The new layout and offerings first opened to the public
in late January: a lush courtyard leading to the Grove,
which includes Louis XIV style benches and a backbar
from Wales made in 1880. Ascending the staircase, guests
will happen upon the new 40-seat dining room that
respects the history of the building, with Art Deco details
throughout and unique accessories displayed. Detrich
says the new layout —tavern below and the dining room
upstairs—is a multi-story indoor-outdoor space with
something for everyone.
The British-meets-Cajun restaurant is helmed by chef de
cuisine Philip Whitmarsh and features a rotating menu
of "refined tavern food," Detrich says. Starters include
Bone Marrow Crème (with caviar and madeleines) and a
classic Burrata. Vegetarians will be pleased with many
plant-centric dishes including Charred Bibb with lovage,
cucumber, and jalapeno, and Salt Baked Celeriac with
parmesan, chives, and crunchies. Cocktails are served
tableside with a roaming cart showcasing select spirits. If
wine is more your style, Detrich's program focuses on low
intervention technique during production.
If you're visiting the Grove for a quality beverage, you're in
luck! Both Detrich and Hannah are acclaimed bartenders
—Detrich was formerly a managing partner and bartender
at Cane & Table and Cure, while Hannah led the Arnaud's
French 75 bar to a James Beard Award during his 14-
year residency.
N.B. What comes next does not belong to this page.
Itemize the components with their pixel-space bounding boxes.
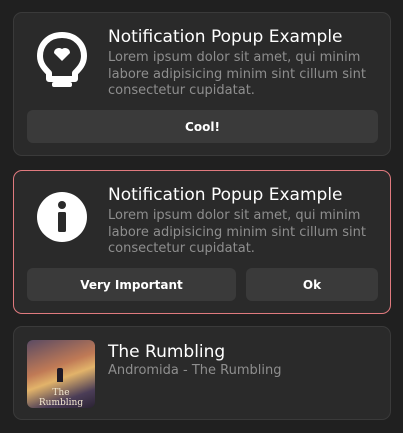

Hannah mans the bar with signatures like
the French 75 and Jewel Sazerac made with bonded rye,
Matifoc Rancio Sec, and Herbsaint. Sophisticated snacks
like Croquettes and Scotch Egg are available, as well as a
full charcuterie program.
The Grove also offers the Brandy Crusta, a 19th century
cocktail created by Santini at the original bar. The
beverage was one of the first to include fresh citrus and
was resurrected by Hannah in the mid-2000s. Today, it
sits prominently on their cocktail menu. Full circle, right?